Herzlichen Dank für diesen Artikel. Sie zeigen hier fast schon satirisch auf, wie es zur Energie-Entschwendung kommt. Damit es zur Entschwendungkommt braucht es offensichtlich folgende Rahmenbedingungen:
– Eine Dienstleistung wird nicht zur Verügung gestellt (Streik)
– Eine gute alternative zur bisherigen Dienstleistung (Bahn, Segelschiff)
– Einen Preis, der das Prinzip der Nachhaltigkeit berücksichtigt
– Ein Grundeinkommen finanziert über Ressourcenabagben
Wir brauchen eine sinnvolle Tätigkeit zum Leben und nicht Arbeit um uns selbst zu zerstören.
Bei der Reform der Mitarbeiterevaluation beim Bund Ende der 90er Jahre, hat uns ein Monitor erzählt, was ein Bundesratschauffeur alles zum Benzinsparen beitragen könne. Weniger schnell anfahren, weniger schnell weiterfahren usw. usw.
Ich habe dann vorgeschlagen, um die Evaluationskiterien zu erfüllen, wäre es wohl einfacher dem entsprechenden Bundesrat ein Grippevirus zu verpassen, so dass alle Fahrten vermieden werden könnten.

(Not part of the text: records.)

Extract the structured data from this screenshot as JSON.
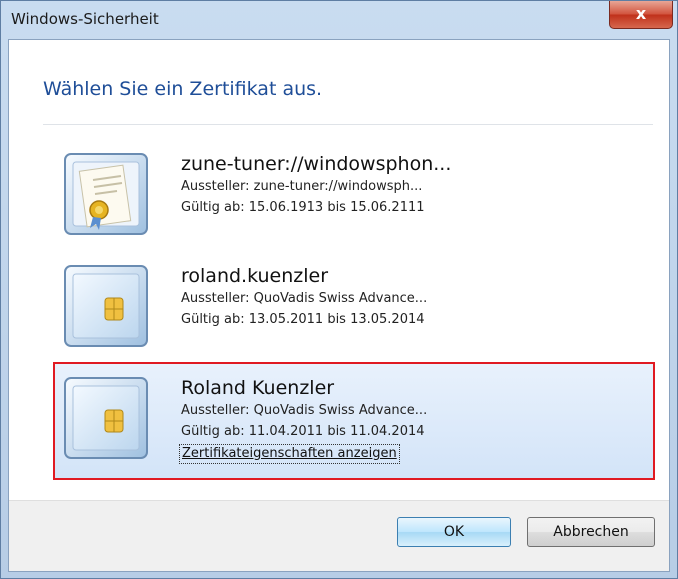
{
  "window": {
    "title": "Windows-Sicherheit",
    "close_label": "x"
  },
  "dialog": {
    "heading": "Wählen Sie ein Zertifikat aus."
  },
  "certificates": [
    {
      "name": "zune-tuner://windowsphon...",
      "issuer": "Aussteller: zune-tuner://windowsph...",
      "validity": "Gültig ab: 15.06.1913 bis 15.06.2111",
      "icon": "certificate-seal-icon"
    },
    {
      "name": "roland.kuenzler",
      "issuer": "Aussteller: QuoVadis Swiss Advance...",
      "validity": "Gültig ab: 13.05.2011 bis 13.05.2014",
      "icon": "smartcard-icon"
    },
    {
      "name": "Roland Kuenzler",
      "issuer": "Aussteller: QuoVadis Swiss Advance...",
      "validity": "Gültig ab: 11.04.2011 bis 11.04.2014",
      "icon": "smartcard-icon",
      "properties_link": "Zertifikateigenschaften anzeigen",
      "selected": true
    }
  ],
  "buttons": {
    "ok": "OK",
    "cancel": "Abbrechen"
  },
  "colors": {
    "heading": "#1f4e98",
    "selection_border": "#e01a22",
    "selection_bg": "#dbe9fa"
  }
}
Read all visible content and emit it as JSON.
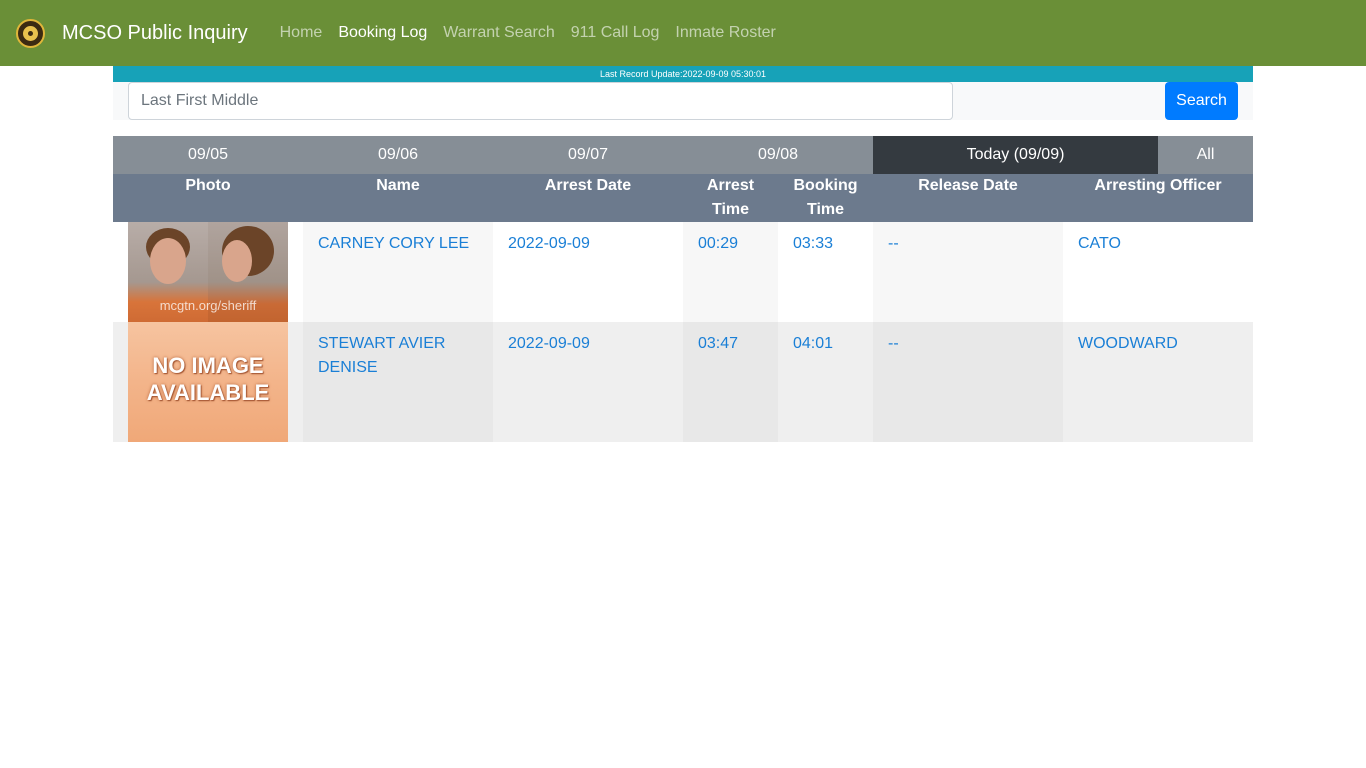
{
  "navbar": {
    "brand": "MCSO Public Inquiry",
    "links": [
      "Home",
      "Booking Log",
      "Warrant Search",
      "911 Call Log",
      "Inmate Roster"
    ],
    "active": "Booking Log",
    "color": "#6a8f37"
  },
  "update_banner": "Last Record Update:2022-09-09 05:30:01",
  "search": {
    "placeholder": "Last First Middle",
    "value": "",
    "button_label": "Search"
  },
  "date_tabs": [
    "09/05",
    "09/06",
    "09/07",
    "09/08",
    "Today (09/09)",
    "All"
  ],
  "active_tab": "Today (09/09)",
  "table": {
    "headers": {
      "photo": "Photo",
      "name": "Name",
      "arrest_date": "Arrest Date",
      "arrest_time": "Arrest Time",
      "booking_time": "Booking Time",
      "release_date": "Release Date",
      "officer": "Arresting Officer"
    },
    "rows": [
      {
        "photo": "mugshot",
        "photo_watermark": "mcgtn.org/sheriff",
        "name": "CARNEY CORY LEE",
        "arrest_date": "2022-09-09",
        "arrest_time": "00:29",
        "booking_time": "03:33",
        "release_date": "--",
        "officer": "CATO"
      },
      {
        "photo": "no-image",
        "photo_text": "NO IMAGE AVAILABLE",
        "name": "STEWART AVIER DENISE",
        "arrest_date": "2022-09-09",
        "arrest_time": "03:47",
        "booking_time": "04:01",
        "release_date": "--",
        "officer": "WOODWARD"
      }
    ]
  }
}
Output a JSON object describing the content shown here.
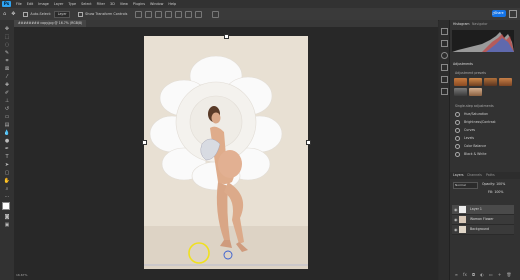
{
  "menubar": {
    "logo": "Ps",
    "items": [
      "File",
      "Edit",
      "Image",
      "Layer",
      "Type",
      "Select",
      "Filter",
      "3D",
      "View",
      "Plugins",
      "Window",
      "Help"
    ]
  },
  "options": {
    "auto_select_label": "Auto-Select:",
    "auto_select_value": "Layer",
    "show_transform_label": "Show Transform Controls",
    "share_label": "Share"
  },
  "document": {
    "tab_title": "######## copy.jpg @ 16.7% (RGB/8)",
    "status": "16.67%"
  },
  "panels": {
    "histogram_tab": "Histogram",
    "navigator_tab": "Navigator",
    "adjustments_tab": "Adjustments",
    "adjustment_presets_label": "Adjustment presets",
    "more_label": "More",
    "single_step_label": "Single-step adjustments",
    "adjustments": [
      "Hue/Saturation",
      "Brightness/Contrast",
      "Curves",
      "Levels",
      "Color Balance",
      "Black & White"
    ],
    "layers_tab": "Layers",
    "channels_tab": "Channels",
    "paths_tab": "Paths",
    "blend_mode": "Normal",
    "opacity_label": "Opacity: 100%",
    "fill_label": "Fill: 100%",
    "layers": [
      "Layer 1",
      "Woman Flower",
      "Background"
    ]
  },
  "colors": {
    "accent": "#1473e6",
    "brand": "#2ea3f2",
    "highlight_ring": "#f0e020",
    "guide_ring": "#3a5fd0"
  }
}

Nicht alle haben diesen Vorschlag goutiert. Er war aber auch nur sarkastisch gemeint. Wenn ein Nebenziel zum Kriterium einer Aktion erhoben wird, kann das mögliche Optimum kaum erreicht werden. Das dürfte auch beim Klimaschutz der Fall sein.
Ein klassischer Guggenbühl. Danke dafür!
@Herr Hunkeler, Sie schreiben: «Wenn alle Menschen aufhörten zu arbeiten, würde das Klima wohl noch besser geschützt. Wir hätten aber schon bald nichts mehr zu essen und so würde auch schon bald das Klima ohne die Einschätzung der Menschen sich weiterverbessern. Rosige Aussichten."
Schon im zweiten Satz machen Sie einen fatalen Fehler: Sie übertreiben! Denn, nur weil ein paar Leute weniger arbeiten, werden wir nicht verhungern. Es gibt zahlreiche Arbeiten und Arbeitsplätze, sicher etwas 50%, auf die könnten wir sehr leicht verzichten, ohne dass uns irgend etwas fehlen würde. Der Denkfehler liegt in der überholten Logik: Arbeitsplatz -> Essen kaufen. Die meisten Arbeitsplätze erzeugen nicht Essen. Deshalb neu denken: Es ist genug da, wie verteilen wir es? Bisher über den Arbeitslohn, in Zukunft vielleicht über ein Grundeinkommen. Nur so entkommen wir dem Hamsterrad, welches den Planeten letztlich ruiniert.